People become desperate for relief from this zombie-like state, and mix various substances together trying to force sleep to happen.

Humane detox from meth addiction has not yet been worked out. Going off meth induces psychotic symptoms and a sense of paranoia. If any of the cannabinoids can make meth detox less brutal, that would be a welcome development. Research on that deserves to be done. Right now, there is no Buprenorphine-like or Methadone-like substance a doctor can give a meth addict during detox…the patient simply must be restrained or kept in a rubber room and allowed to suffer for days, while the methamphetamine burns itself out of the patient’s system and he or she finally sleeps.

Desperate meth users have been known to use Tasers to knock themselves out. Others buy Fentanyl from their meth supplier and overdose on it.
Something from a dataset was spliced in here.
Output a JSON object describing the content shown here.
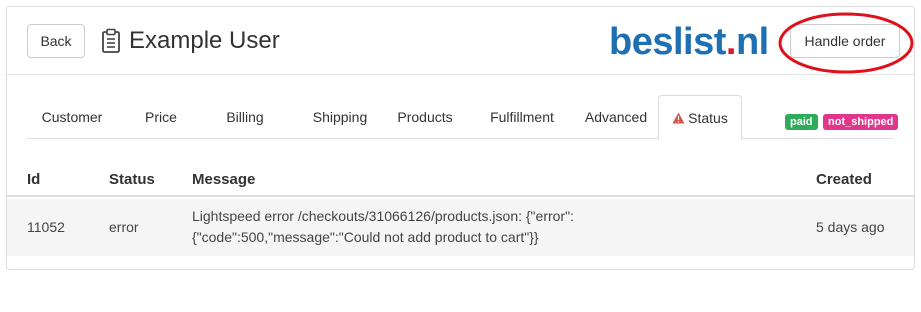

Misunderstanding the problem leads to bad solutions being tried. That’s true of both meth addicts and drug policy makers.

Steven

CBD oil did nothing to reduce pain for me! It did get me a positive test result for cannibis at my pain doctor! NOT FUNNY AND COULD BE FATAL IF HE FIRES ME. That is my one and only warning. gives out. I strongly suggest against trying it. My fellow pain sufferers still here know exactly what I mean!!!

Lisa Hess

I like the idea of these new developments. I have been suffering with Fibromyalgia for 12 years, but I also have so many other chronic spine diseases that cause pain as well as several autoimmune chronic illnesses that cause severe chronic pain. I’ve been taking Cymbalta for Fibromyalgia for the past 11 years and it is what keeps the FB pain at bay on good weather days, however, because I have so many other chronic pain causing illnesses as do many other people who also have Fibromyalgia, how would these new pain sensor studies help to control other nerve causing pain or, in my case, bone, spine and muscle diseases? And, if a person such as I who is never a candidate for the Spinal Cord Stimulator as we found after I had the implant because the nerves that the stimulator works with are crisscrossed and send the wrong signals to my brain, I fear this new tactic would cause the same problem for myself and others who have had the same issues with Stimulator failures because it deals with the nerve endings. There are people like me with so many chronic pain causing illnesses and we have exhausted every possible remedy (Medical Marijuana with and without only CBD, or other CBD products), surgery, noninvasive and invasive spine procedures, therapy (both physical and mental) to no avail and the unfortunate position we are now placed in because Opioids are our only answer to pain. All the billions of dollars the government is putting into these programs for addiction and research will never be able to come up with an answer for people like me and that is the one biggest picture no one is looking at.

Becky

Well written. Great references. Parallel to alcohol yes. CBD does not work for suicidal pain unfortunately nor does electrodes. Please join the National Dont Punish Pain FB groups for each state with the next rally on Jan 29th 1-2 PM at each state Capitol.

Ellen Lenox Smith

Beautifully presented, well-written article – thanks for reviewing the reality of where society stands and the goals for the future. We especially need to stop punishing pain patients with lack of proper medications.

Rakel

The University of Glasgow Medical School has conducted peer reviewed published research on the effectiveness of CBD for Chronic Pain and they include Fibromyalgia in this definition, has shown CBD alone does not work, I have chronic central pain and I’ve tried it it was a waste of £300, a massive amount of money, I have anecdotal evidence from friends with Rheumatoid Arthrits that CBD ie Medical Cannabis, is effective for that and that THC the euphoria causing part of the cannabis plant, works for chronic pain. Cannabis is not the Free Lunch for pain many people claim. In addition THC has a half life of 2 hours ie the effects last two hours so sleep is disturbed to take repeat doses, the munchies causes weight gain and fat presses on pain receptors exacerbating pain, and THC has a withdrawal syndrome lasting about 3 weeks.